“Did you return to Southlands?” she asked.
“Yes,” he said.
“After I was gone?”
“After you were gone.”
“But that didn’t matter, did it? You did not come for me.”
Lionheart tried to swallow. The air was very dry, cold, and still in this place. “I came to make peace with my father.”
“That is good,” said Daylily, bowing her head so as not to look at him. “He is dying.”
“He is dead,” said Lionheart. “But I saw him. Before the end.”
She nodded. Then she said, “What did you do? When you left me, what did you do?”
“I died.”
Her icy eyes flashed up at him from under her shielding hair. “A ghost, then? Is that why you’re here?”
But he shook his head. “Not a ghost. I’m not dead anymore.”
He wasn’t. In the darkness of this place under that midnight sky, Lionheart’s face glowed. A glow of change, of growth, of life beyond anything Daylily had ever known or experienced. The closest thing to it she remembered seeing was in the face of a newly opened lotus flower just as the first breath of morning touched its petals. It had seemed to respond with a song of color and vibrancy that Daylily herself could not hear but could just barely see.

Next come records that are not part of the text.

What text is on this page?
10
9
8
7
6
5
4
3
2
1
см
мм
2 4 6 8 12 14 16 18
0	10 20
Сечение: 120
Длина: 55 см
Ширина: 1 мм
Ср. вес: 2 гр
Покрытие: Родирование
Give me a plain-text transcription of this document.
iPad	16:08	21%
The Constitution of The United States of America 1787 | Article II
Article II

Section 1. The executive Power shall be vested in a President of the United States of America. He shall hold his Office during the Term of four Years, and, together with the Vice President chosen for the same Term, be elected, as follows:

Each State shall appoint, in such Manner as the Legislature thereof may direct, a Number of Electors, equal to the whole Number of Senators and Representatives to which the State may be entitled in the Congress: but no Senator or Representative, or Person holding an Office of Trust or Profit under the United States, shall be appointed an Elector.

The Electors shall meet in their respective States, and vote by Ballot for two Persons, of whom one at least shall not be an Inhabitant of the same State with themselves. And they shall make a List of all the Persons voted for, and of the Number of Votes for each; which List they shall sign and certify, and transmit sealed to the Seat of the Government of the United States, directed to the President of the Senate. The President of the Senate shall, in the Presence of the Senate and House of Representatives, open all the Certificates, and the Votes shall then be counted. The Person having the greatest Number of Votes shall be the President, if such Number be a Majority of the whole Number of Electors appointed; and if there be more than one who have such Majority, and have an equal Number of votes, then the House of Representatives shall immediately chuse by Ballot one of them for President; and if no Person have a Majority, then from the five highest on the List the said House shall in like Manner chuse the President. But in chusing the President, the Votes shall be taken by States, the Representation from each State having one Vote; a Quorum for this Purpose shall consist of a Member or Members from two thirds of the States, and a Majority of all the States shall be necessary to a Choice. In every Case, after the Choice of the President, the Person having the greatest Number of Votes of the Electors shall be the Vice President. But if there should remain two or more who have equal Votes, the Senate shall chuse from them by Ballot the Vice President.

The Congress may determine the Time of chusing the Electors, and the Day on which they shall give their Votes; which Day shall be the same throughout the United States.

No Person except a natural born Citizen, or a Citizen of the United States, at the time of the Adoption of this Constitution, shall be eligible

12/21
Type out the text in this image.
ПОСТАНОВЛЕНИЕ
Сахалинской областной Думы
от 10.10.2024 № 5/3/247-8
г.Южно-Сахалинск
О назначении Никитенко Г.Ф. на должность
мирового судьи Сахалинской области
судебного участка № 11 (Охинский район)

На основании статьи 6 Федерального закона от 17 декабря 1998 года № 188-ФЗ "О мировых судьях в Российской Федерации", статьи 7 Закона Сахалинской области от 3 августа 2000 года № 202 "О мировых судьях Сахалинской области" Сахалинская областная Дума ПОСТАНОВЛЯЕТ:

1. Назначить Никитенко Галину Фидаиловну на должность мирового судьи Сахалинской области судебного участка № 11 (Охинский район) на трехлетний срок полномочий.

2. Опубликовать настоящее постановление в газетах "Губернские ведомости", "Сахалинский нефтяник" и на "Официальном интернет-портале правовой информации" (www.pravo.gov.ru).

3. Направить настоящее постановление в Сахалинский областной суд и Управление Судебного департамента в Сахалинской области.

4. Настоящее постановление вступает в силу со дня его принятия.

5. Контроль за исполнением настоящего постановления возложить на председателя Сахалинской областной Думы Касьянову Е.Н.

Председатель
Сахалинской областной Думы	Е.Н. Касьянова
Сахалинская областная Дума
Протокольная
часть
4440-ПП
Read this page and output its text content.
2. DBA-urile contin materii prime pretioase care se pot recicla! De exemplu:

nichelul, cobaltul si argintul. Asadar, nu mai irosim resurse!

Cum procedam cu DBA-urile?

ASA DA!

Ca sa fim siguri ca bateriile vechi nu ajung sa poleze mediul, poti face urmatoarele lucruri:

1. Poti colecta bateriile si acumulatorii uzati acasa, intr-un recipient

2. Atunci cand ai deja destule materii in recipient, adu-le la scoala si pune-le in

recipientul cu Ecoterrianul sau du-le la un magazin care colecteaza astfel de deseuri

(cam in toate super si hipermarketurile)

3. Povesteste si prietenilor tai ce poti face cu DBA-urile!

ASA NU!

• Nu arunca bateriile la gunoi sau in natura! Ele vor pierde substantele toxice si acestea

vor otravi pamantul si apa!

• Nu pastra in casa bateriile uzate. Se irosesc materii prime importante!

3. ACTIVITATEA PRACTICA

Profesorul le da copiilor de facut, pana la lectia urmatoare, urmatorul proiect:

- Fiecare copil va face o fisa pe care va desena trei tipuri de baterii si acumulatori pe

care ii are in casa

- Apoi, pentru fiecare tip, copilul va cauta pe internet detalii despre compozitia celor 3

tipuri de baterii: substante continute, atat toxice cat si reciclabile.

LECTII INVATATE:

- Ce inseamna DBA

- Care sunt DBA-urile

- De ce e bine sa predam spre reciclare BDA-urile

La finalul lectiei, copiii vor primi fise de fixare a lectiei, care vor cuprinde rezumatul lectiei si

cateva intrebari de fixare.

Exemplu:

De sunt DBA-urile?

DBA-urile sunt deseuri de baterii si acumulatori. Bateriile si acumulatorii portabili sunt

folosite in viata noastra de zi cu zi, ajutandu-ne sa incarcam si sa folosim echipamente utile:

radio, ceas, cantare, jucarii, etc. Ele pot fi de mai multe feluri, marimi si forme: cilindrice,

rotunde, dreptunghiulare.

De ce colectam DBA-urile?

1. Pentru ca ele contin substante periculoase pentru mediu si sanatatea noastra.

It was a sight she hated, for she could not share it. And she hated it now in Lionheart’s eyes.
She tried to raise her hands as some sort of shield, but the chains on her arms restrained her. She could only turn her head and stare out across the blight of her mind toward a horizon of darkness.
“Did you find Rose Red?” she asked at last. “Did you save her?”
Lionheart studied that profile, the crisp lines of her jaw and brow, harder and more stern, yet simultaneously more vulnerable in this barren land. Beautiful Daylily, not so beautiful now. He found it difficult to speak.
“No,” he managed. “That is, I did find her, but it was not I who saved her. She is safe now though. She is . . .” He stopped, uncertain how to continue, and Daylily heard many things in that silence, things he might not have intended to reveal. “She is safe,” he said. “And she is whole.”
“By whole, I assume you mean no longer hideous,” Daylily said, still gazing out to the emptiness. “Did you come upon some beauty spell and, just like magic, solve all your problems?”
“Rose Red was always beautiful,” said Lionheart. “I was simply too blind to see it.”
How she wished to laugh! How she wished to throw his words back in his face, to ridicule, to . . . to bite.
To tear.
To rip.
The red wolf turned suddenly and lunged at Lionheart. But he did not move, for he had seen already what she was, and he knew that she could not reach him. As he looked at her, tears welled in his eyes, spilled over, and fell to the dust, where they disappeared, unable to touch the dryness.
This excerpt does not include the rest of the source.